The formation of tumors in the eye can cause blindness. But, for some reason our corneas, the transparent layer that forms the front of our eyes, have a natural ability to prevent it.
Researchers in the laboratory of UConn Health associate professor of neuroscience Royce Mohan believe they are closing in on an explanation for that. They detail their findings in the Journal of Neuroscience Research.
It has to do with a pair of catalytic enzymes called extracellular signal-regulated kinases 1 and 2 (ERK1/2) in the peripheral nervous system. When the ERK1/2 are over-activated in a specific type of cell known as Schwann cells, the “anti-cancer privilege of the cornea’s supportive tissue can be overcome,” says Mohan, who holds the John A. and Florence Mattern Solomon Endowed Chair in Vision Sciences and Eye Diseases at UConn Health.

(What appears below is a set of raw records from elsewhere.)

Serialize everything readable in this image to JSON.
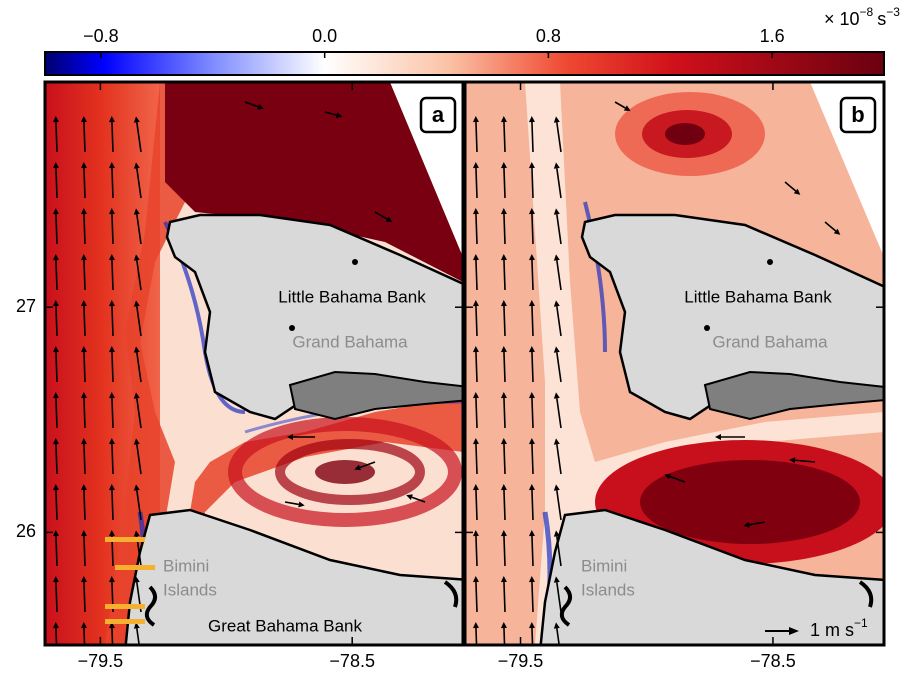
{
  "colorbar": {
    "lim": [
      -1,
      2
    ],
    "ticks": [
      {
        "value": -0.8,
        "label": "−0.8"
      },
      {
        "value": 0,
        "label": "0.0"
      },
      0.8,
      1.6
    ],
    "unit": {
      "prefix": "× 10",
      "exponent": "−8",
      "unit": "s",
      "unit_exponent": "−3"
    }
  },
  "axes": {
    "xlim": [
      -79.72,
      -78.06
    ],
    "ylim": [
      25.5,
      28.0
    ],
    "xticks": [
      {
        "value": -79.5,
        "label": "−79.5"
      },
      {
        "value": -78.5,
        "label": "−78.5"
      }
    ],
    "yticks": [
      27,
      26
    ]
  },
  "panels": [
    {
      "label": "a",
      "places": {
        "little_bahama_bank": "Little Bahama Bank",
        "grand_bahama": "Grand Bahama",
        "bimini_1": "Bimini",
        "bimini_2": "Islands",
        "great_bahama_bank": "Great Bahama Bank"
      }
    },
    {
      "label": "b",
      "places": {
        "little_bahama_bank": "Little Bahama Bank",
        "grand_bahama": "Grand Bahama",
        "bimini_1": "Bimini",
        "bimini_2": "Islands"
      },
      "scale": {
        "text": "1 m s",
        "exponent": "−1"
      }
    }
  ]
}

Mohan’s research group, led by Paola Bargagna-Mohan, assistant professor of neuroscience, has now established a link between overactive ERK1/2 and corneal fibrosis, the thickening and scarring of connective tissue.
The cornea’s natural resistance to tumors can fail during the course of neurofibromatsosis-1, a rare disease caused by disruptions in a gene that acts as tumor suppressor protein. When neurofibromatsosis-1 occurs, patients develop an enlargement of corneal nerves, and sometimes, corneal tumors. Increased ERK1/2 activity is associated with both.
“These findings from Royce Mohan and colleagues may inform research toward developing better strategies for the prevention of corneal neurofibromas in people,” says Dr. George McKie, director of the cornea program at the National Eye Institute, which funded the study.
The study was done in collaboration with Rashmi Bansal, professor of neuroscience, and research associate Akihiro Ishii. Their investigation, funded by the Jacob Javits Neuroscience Investigator Award from the National Institute of Neurological Disorders and Stroke, was primarily to look at the important role of ERK1/2 for making myelin, a substance that forms an insulating layer in nerve cells that is essential to the nervous system’s proper function, including the transmission of pain sensations.
“Interestingly, ERK activation in corneal Schwann cells initiated their transformation into a fibrosis-driving function much before tumors actually developed,” Mohan says. “Because this essentially is a slow-growing tumor, there could be therapeutic opportunity to block the ERK1/2 protein disease axis with inhibitory drugs in the future.”
“Now, it is the other half of the inquiry that remains—how corneas restrict ERK1/2 from becoming chronically active—that may help answer how the cornea stays free from tumors for life,” he says.